Hillary Clinton recently penned an afterword for the paperback release of her 2017 bestseller What Happened and the adaptation was published by The Atlantic.
In the essay, Clinton writes of a “democracy in crisis,” outlining the ways she believes the Trump administration is threatening America’s system of government while describing the best means for Americans to combat his authoritarian tendencies. “In the roughly 21 months since he took the oath of office, Trump has sunk far below the already-low bar he set for himself in his ugly campaign,” she writes before referencing the border crisis, the administration’s response to Hurricane Maria and Trump’s repeated denial of Russian influence in the 2016 election. “I don’t use the word crisis lightly,” she continues. “There are no tanks in the streets. The administration’s malevolence may be constrained on some fronts — for now — by its incompetence. But our democratic institutions and traditions are under siege. We need to do everything we can to fight back. There’s not a moment to lose.”
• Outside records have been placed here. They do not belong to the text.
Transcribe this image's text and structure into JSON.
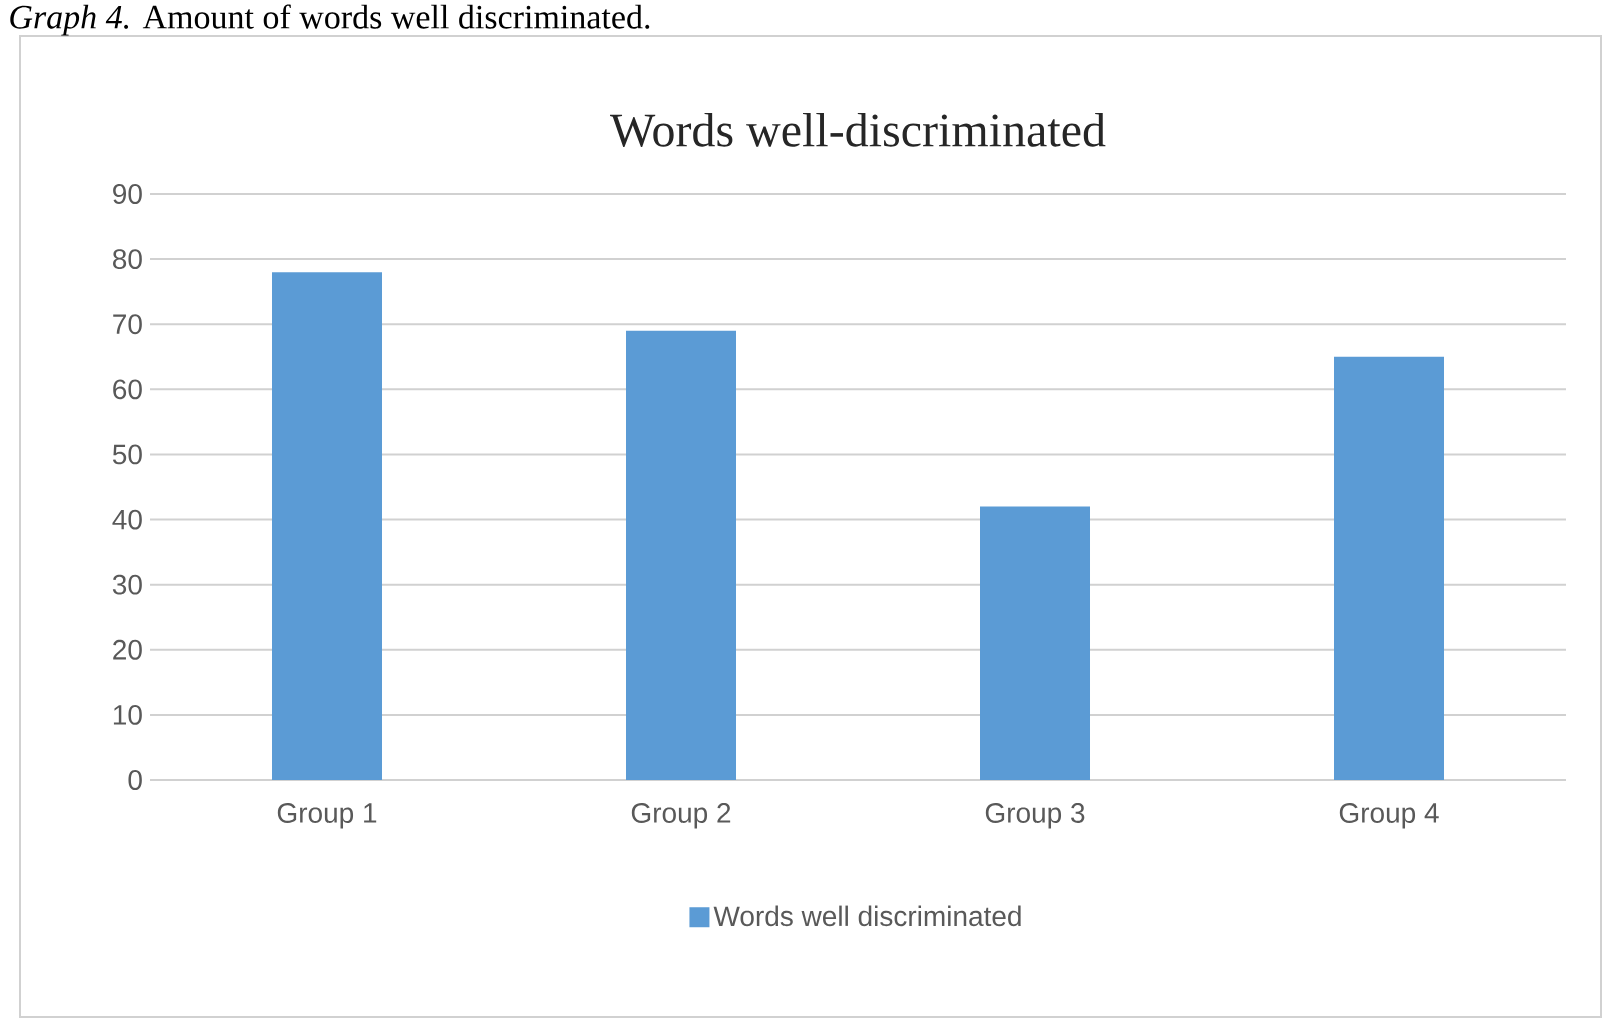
{
  "chart_data": {
    "type": "bar",
    "title": "Words well-discriminated",
    "annotations": [
      "*Graph 4.* Amount of words well discriminated."
    ],
    "categories": [
      "Group 1",
      "Group 2",
      "Group 3",
      "Group 4"
    ],
    "series": [
      {
        "name": "Words well discriminated",
        "color": "#5b9bd5",
        "values": [
          78,
          69,
          42,
          65
        ]
      }
    ],
    "ylim": [
      0,
      90
    ],
    "yticks": [
      0,
      10,
      20,
      30,
      40,
      50,
      60,
      70,
      80,
      90
    ],
    "grid": "y",
    "legend": "bottom"
  }
}
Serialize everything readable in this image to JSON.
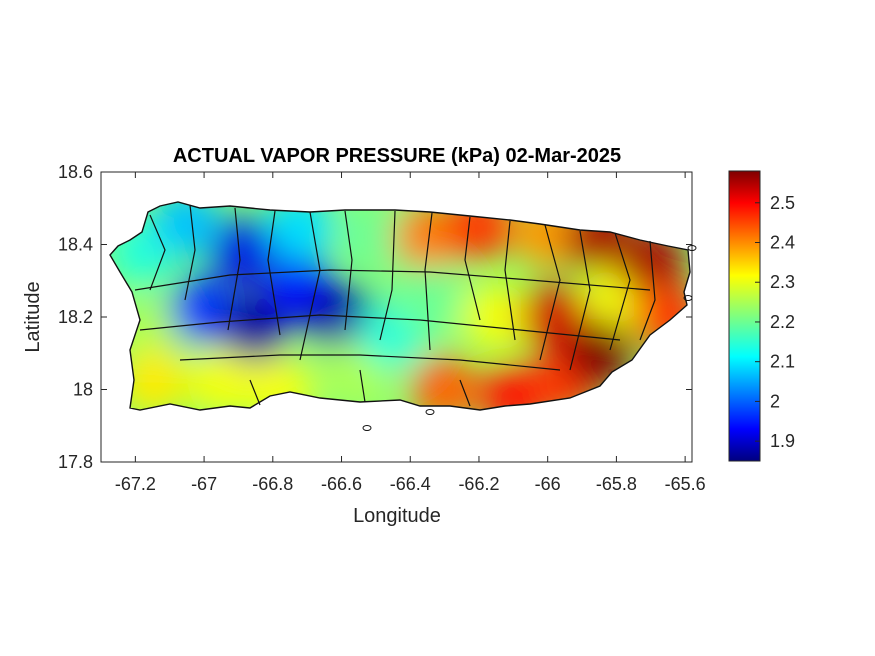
{
  "chart_data": {
    "type": "heatmap",
    "title": "ACTUAL VAPOR PRESSURE (kPa) 02-Mar-2025",
    "xlabel": "Longitude",
    "ylabel": "Latitude",
    "xlim": [
      -67.3,
      -65.58
    ],
    "ylim": [
      17.8,
      18.6
    ],
    "x_ticks": [
      -67.2,
      -67,
      -66.8,
      -66.6,
      -66.4,
      -66.2,
      -66,
      -65.8,
      -65.6
    ],
    "x_tick_labels": [
      "-67.2",
      "-67",
      "-66.8",
      "-66.6",
      "-66.4",
      "-66.2",
      "-66",
      "-65.8",
      "-65.6"
    ],
    "y_ticks": [
      17.8,
      18,
      18.2,
      18.4,
      18.6
    ],
    "y_tick_labels": [
      "17.8",
      "18",
      "18.2",
      "18.4",
      "18.6"
    ],
    "colorbar": {
      "colormap": "jet",
      "range": [
        1.85,
        2.58
      ],
      "ticks": [
        1.9,
        2,
        2.1,
        2.2,
        2.3,
        2.4,
        2.5
      ],
      "tick_labels": [
        "1.9",
        "2",
        "2.1",
        "2.2",
        "2.3",
        "2.4",
        "2.5"
      ]
    },
    "grid": false,
    "field_samples": [
      {
        "lon": -67.18,
        "lat": 18.38,
        "value": 2.15
      },
      {
        "lon": -67.15,
        "lat": 18.15,
        "value": 2.25
      },
      {
        "lon": -67.15,
        "lat": 18.02,
        "value": 2.32
      },
      {
        "lon": -67.05,
        "lat": 18.46,
        "value": 2.08
      },
      {
        "lon": -67.0,
        "lat": 18.22,
        "value": 1.98
      },
      {
        "lon": -66.95,
        "lat": 18.02,
        "value": 2.3
      },
      {
        "lon": -66.88,
        "lat": 18.38,
        "value": 1.92
      },
      {
        "lon": -66.85,
        "lat": 18.17,
        "value": 1.87
      },
      {
        "lon": -66.78,
        "lat": 18.0,
        "value": 2.3
      },
      {
        "lon": -66.72,
        "lat": 18.28,
        "value": 1.95
      },
      {
        "lon": -66.72,
        "lat": 18.45,
        "value": 2.1
      },
      {
        "lon": -66.6,
        "lat": 18.2,
        "value": 1.88
      },
      {
        "lon": -66.55,
        "lat": 18.05,
        "value": 2.25
      },
      {
        "lon": -66.5,
        "lat": 18.42,
        "value": 2.2
      },
      {
        "lon": -66.45,
        "lat": 18.15,
        "value": 2.15
      },
      {
        "lon": -66.35,
        "lat": 18.42,
        "value": 2.4
      },
      {
        "lon": -66.35,
        "lat": 18.25,
        "value": 2.2
      },
      {
        "lon": -66.3,
        "lat": 18.0,
        "value": 2.42
      },
      {
        "lon": -66.2,
        "lat": 18.45,
        "value": 2.45
      },
      {
        "lon": -66.15,
        "lat": 18.2,
        "value": 2.3
      },
      {
        "lon": -66.1,
        "lat": 17.98,
        "value": 2.48
      },
      {
        "lon": -66.0,
        "lat": 18.43,
        "value": 2.38
      },
      {
        "lon": -65.98,
        "lat": 18.2,
        "value": 2.52
      },
      {
        "lon": -65.95,
        "lat": 18.02,
        "value": 2.45
      },
      {
        "lon": -65.85,
        "lat": 18.42,
        "value": 2.55
      },
      {
        "lon": -65.8,
        "lat": 18.25,
        "value": 2.3
      },
      {
        "lon": -65.85,
        "lat": 18.1,
        "value": 2.58
      },
      {
        "lon": -65.7,
        "lat": 18.35,
        "value": 2.55
      },
      {
        "lon": -65.65,
        "lat": 18.2,
        "value": 2.45
      }
    ]
  }
}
Clinton elaborated by dividing Trump’s assault on democracy into five categories: his disrespect for the rule of law, the threats on the legitimacy of elections, his war on truth and reason, his rampant corruption and the way he had undermined national unity. “No one likes to be torn apart in the press — I certainly don’t — but when you’re a public official, it comes with the job,” she writes of his war on truth. “You get criticized a lot. You learn to take it. You push back and make your case, but you don’t fight back by abusing your power or denigrating the entire enterprise of a free press.”
The essay is peppered with references to the early stages of American history, with Clinton quoting Abraham Lincoln and a host of other national leaders. She writes about how John Adams defined a republic as “a government of laws, and not of men,” and that Trump violates the Founding Fathers belief that a leader who does not respect the law is a tyrant. When Thomas Jefferson lost to Adams in the contentious 1800 president election, Clinton notes, he preached unity, not division in his concession speech. A quarter century earlier, he wrote in the Declaration of Independence that all men are created equal and “endowed by their Creator with the same inalienable rights,” a belief to which Trump clearly does not subscribe. Clinton points out his denial of the death toll in Puerto Rico, his antipathy toward NFL players protesting police brutality and his “very fine people” comment regarding the white nationalists marching in Charlottesville, Virginia, in 2017. “None of this is a mark of authenticity or a refreshing break from political correctness,” she writes regarding Trump’s racist comments. “Hate speech isn’t ‘telling it like it is.’ It’s just hate.”
This toxic political climate created by the Republican party — largely by way of a “small group of right-wing billionaires … who spent a lot of time and money building an alternative reality where science is denied, lies masquerade as truth and paranoia flourishes” — is now a clear and present danger to American democracy, Clinton writes. She argues that to combat it Americans need, first and foremost, to voice their opposition at the polls this November. If they are able to win a majority in the House, Democrats will then need to “do some serious housecleaning” and remedy the vulnerabilities in government exposed by Trump. She writes that presidential candidates should be forced to release their tax returns, that the protections of the Voting Rights Act should be restored and, not surprisingly, that the Electoral College should be abolished. “After Watergate, Congress passed a whole slew of reforms in response to Richard Nixon’s abuses of power,” she wrote. “After Trump, we’re going to need a similar process.”
Clinton closes the essay by bringing her argument back around to the Founding Fathers. Self-government is an ongoing experiment, and democracy is something that should never be taken for granted, she writes. It’s something every generation must fight to protect and “the time has come again” for its defenders to do all they can to preserve it. To illustrate this duty, Clinton references how Benjamin Franklin responded to a question about whether America was a republican or a monarchy after the Constitutional Convention. “A republic,” he said, “if you can keep it.”